Ya en el primero jugó los brazos a la verónica con suavidad. De almíbar fue el arranque de obra frente a un noble ejemplar de Cuvillo -que lidió un conjunto de juego desigual-, pero con teclas que tocar. Se desmayó en redondo y siguió con una tanda mandona y abundante, de perfección en el pulso y la altura, mientras el animal punteaba.

Los naturales se erigieron a la medida hasta adornarse con un molinete, engarzado a un torerísimo cambio de mano; de remate, un pase de pecho de aquí a Roma, adonde todos los buenos caminos conducen. Y otra vez la diestra, dominador con el compás abierto y recreándose en dos a pies juntos, con un broche de aire antiguo. Si la espada no se desprende, la oreja podría haber sido al cuadrado.

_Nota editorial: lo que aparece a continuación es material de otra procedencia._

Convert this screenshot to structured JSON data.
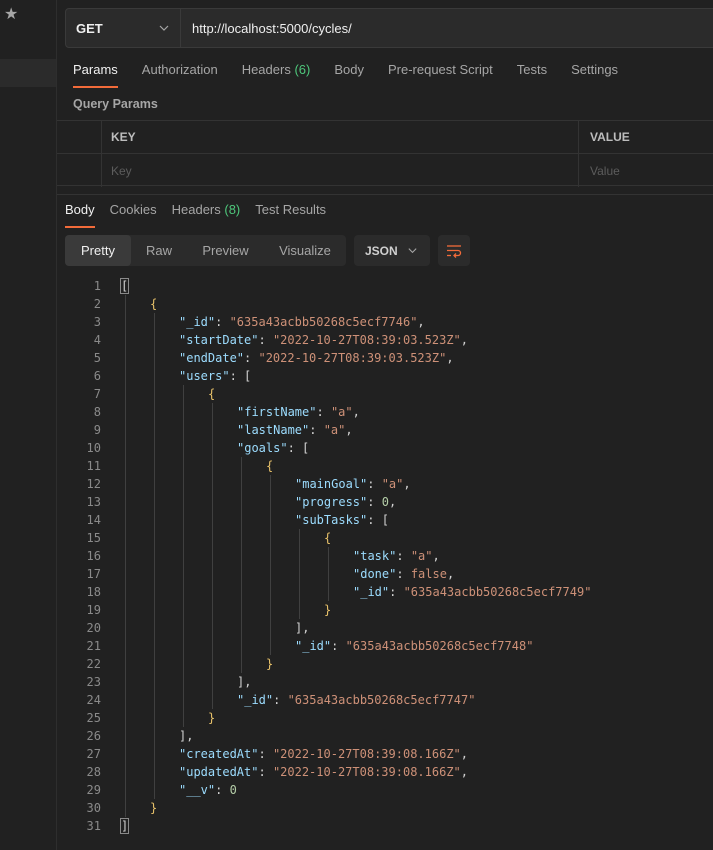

No importó: se ganaría otro trofeo de ley en el cuarto, un bruto con más aspereza que el esparto. Pero ahí estaba el limador de defectos, que arrancó con poderosos doblones al hilo del "6". Ponce anduvo con más ambición, ilusión y disposición que un novillero con la hierba en la boca. Manda bemoles, que escribiría Campmany, que el que nada tiene que demostrar sea uno los que más se entregue del escalafón. Técnico y valiente, a carta cabal en series de nota para aficionados, y con la listeza de los molinetes que despertaron la música. Mientras cuadraba a "Tejeruco" le gritaron un "¡viva la madre que te parió!". ¡Viva doña Enriqueta y don Emilio, su padre! La vuelta al ruedo fue apoteósica. Qué torero, de otra galaxia, pero con los pies en la tierra. Un dios.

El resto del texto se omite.